一時期シロウとグレンが組んだ時はどんな魔術師ですら相手にならなかった。
「まさかここまでとは...それは敵わない訳ですね」
「あぁだから君は眠っていろ。すぐに終わる」
ヒューイの首に手刀を放ち意識を奪うと、ルミアの所に向かいルミアを拘束しているヒモを切る。
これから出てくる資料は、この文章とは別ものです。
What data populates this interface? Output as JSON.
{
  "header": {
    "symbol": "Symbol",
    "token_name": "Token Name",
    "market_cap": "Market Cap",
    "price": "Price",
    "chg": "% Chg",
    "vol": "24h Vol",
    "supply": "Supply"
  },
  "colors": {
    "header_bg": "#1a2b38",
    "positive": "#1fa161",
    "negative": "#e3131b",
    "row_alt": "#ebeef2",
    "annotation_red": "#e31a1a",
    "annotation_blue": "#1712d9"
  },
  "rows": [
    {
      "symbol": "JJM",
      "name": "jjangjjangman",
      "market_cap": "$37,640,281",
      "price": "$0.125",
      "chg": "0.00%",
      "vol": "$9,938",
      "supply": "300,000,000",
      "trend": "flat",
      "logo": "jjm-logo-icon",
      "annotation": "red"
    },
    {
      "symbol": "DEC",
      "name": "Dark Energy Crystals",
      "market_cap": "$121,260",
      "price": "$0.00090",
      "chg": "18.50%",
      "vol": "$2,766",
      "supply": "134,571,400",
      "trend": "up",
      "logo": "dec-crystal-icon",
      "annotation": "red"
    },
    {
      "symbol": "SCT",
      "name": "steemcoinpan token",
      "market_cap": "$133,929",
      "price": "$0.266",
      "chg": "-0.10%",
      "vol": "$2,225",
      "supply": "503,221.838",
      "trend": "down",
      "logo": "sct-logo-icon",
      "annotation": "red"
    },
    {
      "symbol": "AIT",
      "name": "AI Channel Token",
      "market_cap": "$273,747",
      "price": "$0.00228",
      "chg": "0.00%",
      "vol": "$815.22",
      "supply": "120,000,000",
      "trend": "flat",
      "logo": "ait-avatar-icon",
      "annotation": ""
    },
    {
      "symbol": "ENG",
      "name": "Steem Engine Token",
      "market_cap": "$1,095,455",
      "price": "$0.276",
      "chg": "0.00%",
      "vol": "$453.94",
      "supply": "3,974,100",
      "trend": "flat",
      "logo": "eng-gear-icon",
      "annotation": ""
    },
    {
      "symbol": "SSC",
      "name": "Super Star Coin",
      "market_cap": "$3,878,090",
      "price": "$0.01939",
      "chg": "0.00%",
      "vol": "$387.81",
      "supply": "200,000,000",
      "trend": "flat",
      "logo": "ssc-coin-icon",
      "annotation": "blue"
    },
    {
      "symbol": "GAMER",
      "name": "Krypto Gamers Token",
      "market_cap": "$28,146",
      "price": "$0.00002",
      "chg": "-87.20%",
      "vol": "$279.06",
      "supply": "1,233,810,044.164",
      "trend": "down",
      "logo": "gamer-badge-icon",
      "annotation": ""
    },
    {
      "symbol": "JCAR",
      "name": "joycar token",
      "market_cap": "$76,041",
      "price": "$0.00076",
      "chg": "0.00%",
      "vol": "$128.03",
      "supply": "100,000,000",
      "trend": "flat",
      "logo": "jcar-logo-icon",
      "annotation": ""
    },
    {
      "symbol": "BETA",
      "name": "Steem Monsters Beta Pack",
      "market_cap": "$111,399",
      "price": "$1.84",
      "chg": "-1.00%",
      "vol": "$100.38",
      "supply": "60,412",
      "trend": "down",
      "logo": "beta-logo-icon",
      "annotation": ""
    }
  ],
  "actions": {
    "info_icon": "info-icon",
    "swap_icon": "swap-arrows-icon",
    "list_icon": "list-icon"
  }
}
拘束から解かれたルミアは数回手首を回すと、その場に正座してシロウを座らせる。
「何で私の事を知っていたんですか?」
「あぁ...そうだな......たまたまと言っても無理があるか」
「はい。ちゃんと答えてください」
「...とある女性から依頼されてね、君を守って欲しいと。今言えるのはそれだけだ、後は本人にでもあって聞いてくれ」
「分かりました、ちゃんとその時聞きます。それとありがとうございましたシロウさん」
「そのシロウさんはやめろ、小はずかしい私の事はシロウでいい」
「はいシロウ」
ルミアは恐怖を感じさせないような笑みを浮かべる。
それがどうしても酷く脆くシロウは感じた。
ルミアの本質は自分は傷ついても、他人は気づけない事なのだろう。
そんなルミアを見たのがいけなかったのだろう、自然と手が伸びルミアの頭を撫でる。
「良く頑張ったな」
「なん...で......うっ」
「君は1人で良くやったさ。だから今はぐらいは泣いていい。ここから先は私の仕事だからな」
ルミアは撫でられ暖かい言葉を掛けられた事をきっかけに、せき止めていた感情が溢れ涙が零れた。
シロウはルミアの泣き顔を後ろに隠れているグレンに見られるのは不味いと、自然と抱き寄せ胸を貸した。
そんな事をしながらポツリと呟く。
「しまった転移魔術も一緒に壊してしまった...」
それはセリカからの厳しいお仕置きを意味していた。